There once lived a little boy who had three heads. He could
switch heads as often as he pleased, and just as easily as if they were wigs.
The first head was as teeny-tiny as a chestnut and bald and its mouth was so small that it could only fit one grain of rice at a time. This was what he called his “Mini-Head.”
The first head was as teeny-tiny as a chestnut and bald and its mouth was so small that it could only fit one grain of rice at a time. This was what he called his “Mini-Head.”
The second head was a regular sized boy head, with freckles
across the nose, brown eyes, brown hair, and a mouth big enough for a heaping
spoonful of rice at a time. The only problem with this head was its cheeks,
which were so chubby and pink that middle-aged women pinched them at least
three times a month. This was the little boy’s cross to bear. He called this
head his “Cheeky Head.”
The third head was one the boy called “Mega Head” because it
was the size of a watermelon. A whole pot of rice could fit in the mouth, and the
eyes were bright blue and all across the face were freckles as big as bottle
caps. The hair was blonde and wild and feathery like the tail of a big happy
dog, and the ears were huge and stick-outy and gave the boy excellent hearing.

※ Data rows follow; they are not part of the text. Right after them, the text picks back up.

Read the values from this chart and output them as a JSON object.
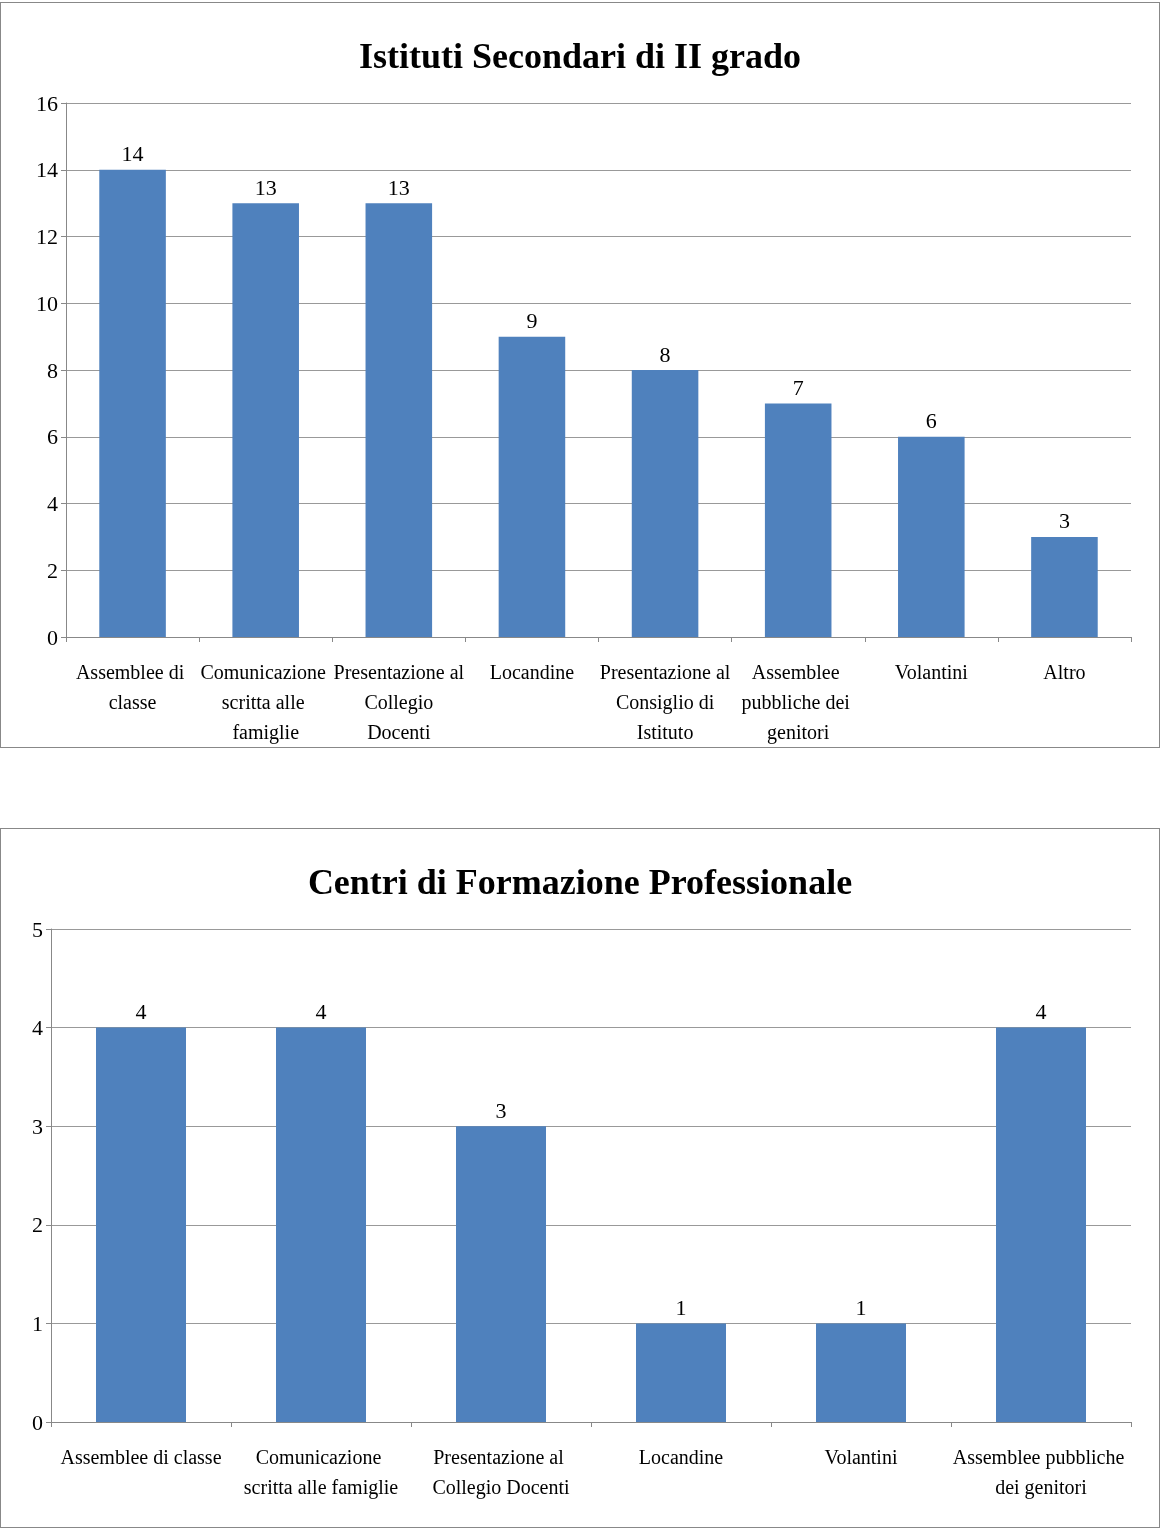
{
  "chart_data": [
    {
      "type": "bar",
      "title": "Istituti Secondari di II grado",
      "categories": [
        "Assemblee di classe",
        "Comunicazione scritta alle famiglie",
        "Presentazione al Collegio Docenti",
        "Locandine",
        "Presentazione al Consiglio di Istituto",
        "Assemblee pubbliche dei genitori",
        "Volantini",
        "Altro"
      ],
      "values": [
        14,
        13,
        13,
        9,
        8,
        7,
        6,
        3
      ],
      "color": "#4f81bd",
      "ylim": [
        0,
        16
      ],
      "yticks": [
        0,
        2,
        4,
        6,
        8,
        10,
        12,
        14,
        16
      ],
      "grid": "y",
      "data_labels": true
    },
    {
      "type": "bar",
      "title": "Centri di Formazione Professionale",
      "categories": [
        "Assemblee di classe",
        "Comunicazione scritta alle famiglie",
        "Presentazione al Collegio Docenti",
        "Locandine",
        "Volantini",
        "Assemblee pubbliche dei genitori"
      ],
      "values": [
        4,
        4,
        3,
        1,
        1,
        4
      ],
      "color": "#4f81bd",
      "ylim": [
        0,
        5
      ],
      "yticks": [
        0,
        1,
        2,
        3,
        4,
        5
      ],
      "grid": "y",
      "data_labels": true
    }
  ]
}
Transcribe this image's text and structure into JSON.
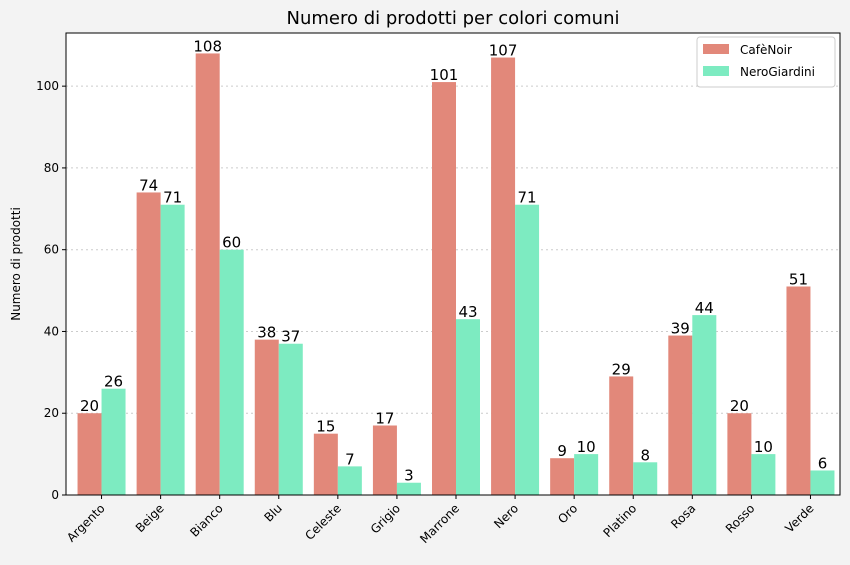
{
  "chart_data": {
    "type": "bar",
    "title": "Numero di prodotti per colori comuni",
    "xlabel": "",
    "ylabel": "Numero di prodotti",
    "ylim": [
      0,
      113
    ],
    "yticks": [
      0,
      20,
      40,
      60,
      80,
      100
    ],
    "grid": "y-dotted",
    "legend_position": "top-right",
    "categories": [
      "Argento",
      "Beige",
      "Bianco",
      "Blu",
      "Celeste",
      "Grigio",
      "Marrone",
      "Nero",
      "Oro",
      "Platino",
      "Rosa",
      "Rosso",
      "Verde"
    ],
    "series": [
      {
        "name": "CafèNoir",
        "color": "#e2887a",
        "values": [
          20,
          74,
          108,
          38,
          15,
          17,
          101,
          107,
          9,
          29,
          39,
          20,
          51
        ]
      },
      {
        "name": "NeroGiardini",
        "color": "#7debc1",
        "values": [
          26,
          71,
          60,
          37,
          7,
          3,
          43,
          71,
          10,
          8,
          44,
          10,
          6
        ]
      }
    ]
  }
}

Being so large and disproportionate, this particular head often threw the boy off
balance. He had to work hard to keep it from tilting to one side or the other,
and the effort gave him neck aches.
It seems fairly obvious that the boy wore the second head most
regularly, as it was the most proportionate. Well, I can verify this fact—Cheeky
Head was the only head the little boy ever wore in public. But what did he do
as soon as he got home from school and shut the door to his room? I’ll tell you—
he put on Mini Head! And he kissed and he kissed and he kissed. Indeed, it was
quite serendipitous that he owned such a microcephalic prosthetic, because
without Mini Head’s tiny lips the boy never could have kissed his girlfriend
Lucy, who was an adorable little striped snail. So it turned out that Mini Head
was the boy’s favorite head of all! And you might wonder—did the boy ever wear Mega
Head despite its clumsy and unnatural size? Yes, but he only wore it when he was
mad at Lucy and wanted to show that he wouldn’t kiss her. With Mega Head, the
boy’s lips were bigger than Lucy’s entire body, and a kiss would smash her. So
Lucy felt very small in the presence of this unkissable head. She was only
a snail, and had no alternate heads of her own. This was her cross to bear.